• WBS Professor tells Hong Kong crowd of importance of creative industry (CI)
  • Professor Neelands argued governments need to invest in CI at KPMG event
  • He warned of competition in job market as well as risk of automation
  • Business leaders and alumni attended event organised by WBS alumni

Jonothan Neelands, Professor of Creative Education, told Hong Kong business leaders  and WBS alumni how private and public  investment in the Creative Industries (CI) can boost a country’s economy in a global age of creativity.

He suggested that Intellectual Property is the new oil yielding significant sources of profit and productivity.

Shanghai and Hong Kong are competing with London to be global leaders in creative industries, using the phenomenal growth and prosperity of the CI in the UK as a bench mark.

Related article: Creativity Inc. Core article PDF

The CI require highly educated talent and currently 41.90% of Londoners are educated to degree level, of which 12 per cent are in creative industry (CI) employment. In Hong Kong, only 27 per cent are educated to degree level and only 5.5 per cent are in CI employment. 

Shanghai sits somewhere in the middle, with 42.9 per cent of population educated to degree level and 7.4 per cent in CI employment. Shanghai is also making significant public investment in becoming a world city of culture.

Jonothan Neelands at KPMG event in Hong Kong
Get creative: Jonothan Neelands told the audience at a KPMG event in Hong Kong the creative industry is essential

Professor Neelands, who is also Associate Dean for Creativity at WBS, said: “There is a very clear economic argument for why governments should invest, nurture and support the creative industries, not just the highly successful ones, but also the cultural ones like galleries and museums that feed talent, ideas and technical know-how into the successes.

“The creative industries will tend to flourish in urban spaces where there is a rich interplay between arts, culture and clusters of talent working together. Urban spaces are also more likely to have the levels of tolerance, diversity and technology required to foster creativity.
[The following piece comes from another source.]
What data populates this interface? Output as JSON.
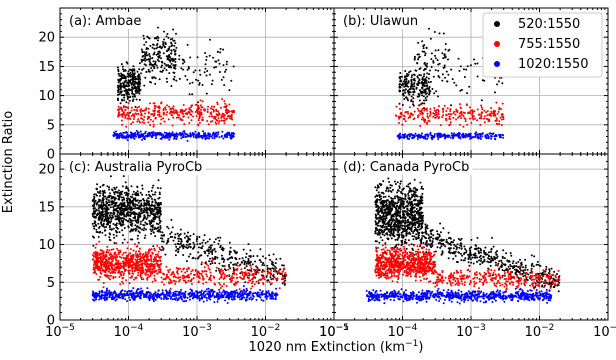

“But culture also makes these cities more attractive places to live, to visit, to invest as well as for globally-minded mobile talent.”

At the conference hosted by KPMG Professor Neelands said governments should invest in the creative sector through funding R&D, developing the cultural infrastructure, promoting diversity and ensuring that there is a more creative education policy in place.

 “Bringing different minds, histories, strengths, backgrounds together is more likely to lead to new thinking and ideas!” adds Professor Neelands. “Different people see things differently and together are more likely to produce new ways of making and doing things.”

There should also be talent pipelines, access to finance and entrepreneurial spirit and know-how according to Professor Neelands.

This is because he sees the job market as becoming increasingly competitive and prone to automation in the next 20 years, especially in sectors such as accounting and banking – a stern warning for a city such as Hong Kong with such a focus on those very fields.

“We are going to become a society of freelancers and SMEs and all our children must have the ambition and portfolios and skills and the desire to be a job-maker rather than a job-seeker,” added Professor Neelands, who was a member of the Warwick Commission that examined the value of culture in the UK in its report Enriching Britain: Culture, Creativity and Growth.

“My belief – and experience – is that creativity lies at the heart of business. Time and time again, creativity unlocks and reconfigures the social and economic building blocks of a new era.

“There is here a close link between artistic and entrepreneurial creative agents - both seek in different ways to ‘disturb the equilibrium’. Artists ‘disturb the equilibrium’ by challenging orthodoxies and aspiring to represent a new and different world. Creative agents introduce disruptive technologies and exploit the commercial potential of their Intellectual Property

“Creativity is the opposite of cynicism. That’s why I believe creativity is a business and social imperative for the 21st century.”